Mount Remarkable leek orchid
- Conservation status: Vulnerable (EPBC Act)

Scientific classification
- Kingdom: Plantae
- Clade: Tracheophytes
- Clade: Angiosperms
- Clade: Monocots
- Order: Asparagales
- Family: Orchidaceae
- Subfamily: Orchidoideae
- Tribe: Diurideae
- Subtribe: Prasophyllinae
- Genus: Prasophyllum
- Species: P. validum
- Binomial name: Prasophyllum validum R.S.Rogers
- Synonyms: Paraprasophyllum validum (R.S.Rogers) M.A.Clem. & D.L.Jones; Prasophyllum fuscum var. validum (R.S.Rogers) J.Z.Weber & R.J.Bates;

= Prasophyllum validum =

- Authority: R.S.Rogers
- Conservation status: VU
- Synonyms: Paraprasophyllum validum (R.S.Rogers) M.A.Clem. & D.L.Jones, Prasophyllum fuscum var. validum (R.S.Rogers) J.Z.Weber & R.J.Bates

Species of plant

Prasophyllum validum, commonly known as Mount Remarkable leek orchid, is a species of orchid endemic to South Australia. It has a single tubular leaf and up to forty five green to yellowish-green flowers with a white labellum. A similar leek orchid occurring in Victoria, previously included in this species, is known recognised as the undescribed Prasophyllum sp. aff. validum.

==Description==
Prasophyllum validum is a terrestrial, perennial, deciduous, herb with an underground tuber and a single tube-shaped leaf 300-600 mm long and 4-8 mm wide. Between twenty and forty five flowers are arranged along a flowering spike 100-300 mm long reaching to a height of 200-400 mm. The flowers are green to yellowish-green, about 15 mm wide and fragrant. As with others in the genus, the flowers are inverted so that the labellum is above the column rather than below it. The dorsal sepal is lance-shaped, 10-13 mm long and about 4 mm wide. The lateral sepals are 12-15 mm long, about 2 mm wide and joined to each other except near the tips. The petals are 9-11 mm long and about 2 mm wide. The labellum is white, 8-9.5 mm long, about 5 mm wide and turns sharply upwards near its middle, the upturned part sharply pointed with wavy edges. There is a fleshy, shiny green callus in the centre of the labellum and extending almost to its tip. Flowering occurs in November and December.
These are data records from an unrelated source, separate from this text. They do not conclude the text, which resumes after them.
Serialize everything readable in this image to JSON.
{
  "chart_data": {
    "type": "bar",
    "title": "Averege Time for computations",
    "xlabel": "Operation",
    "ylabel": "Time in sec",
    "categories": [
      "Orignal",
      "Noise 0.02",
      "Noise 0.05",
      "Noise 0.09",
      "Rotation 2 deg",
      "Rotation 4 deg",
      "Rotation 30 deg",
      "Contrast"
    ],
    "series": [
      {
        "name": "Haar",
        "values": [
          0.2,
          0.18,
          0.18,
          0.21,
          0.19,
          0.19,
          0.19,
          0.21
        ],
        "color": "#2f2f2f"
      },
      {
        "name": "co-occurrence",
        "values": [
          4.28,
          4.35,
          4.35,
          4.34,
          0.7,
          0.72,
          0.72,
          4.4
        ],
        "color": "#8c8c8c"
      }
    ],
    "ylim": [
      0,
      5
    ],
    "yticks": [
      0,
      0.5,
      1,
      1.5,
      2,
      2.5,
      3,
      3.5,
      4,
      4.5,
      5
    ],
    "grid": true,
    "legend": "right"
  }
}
A similar orchid found in Victoria, formerly included in this species, is now recognised as an undescribed species with the temporary name Prasophyllum sp. aff. validum.

==Taxonomy and naming==
Prasophyllum validum was first formally described in 1927 by Richard Sanders Rogers and the description was published in Transactions, proceedings and report, Royal Society of South Australia. The specific epithet (validum) is a Latin word meaning "strong" or "sound".

==Distribution and habitat==
Mount Remarkable leek orchid grows in woodland on slopes and gullies in the Mount Remarkable National Park although it had a wider distribution in the past.

==Conservation==
Prasophyllum validum (including Prasophyllum sp. aff. validum) is listed as "Vulnerable" under the Commonwealth Government Environment Protection and Biodiversity Conservation Act 1999 (EPBC) Act and under the South Australian National Parks and Wildlife Act 1972. In 2008 the total population in South Australia was estimated to be about 1500 plants. The species was formerly known from other populations but the last of these was seen in 1994. The main threats to the population are competition from weeds, grazing by kangaroos, rabbits and livestock and by vehicles and machine use near roadsides.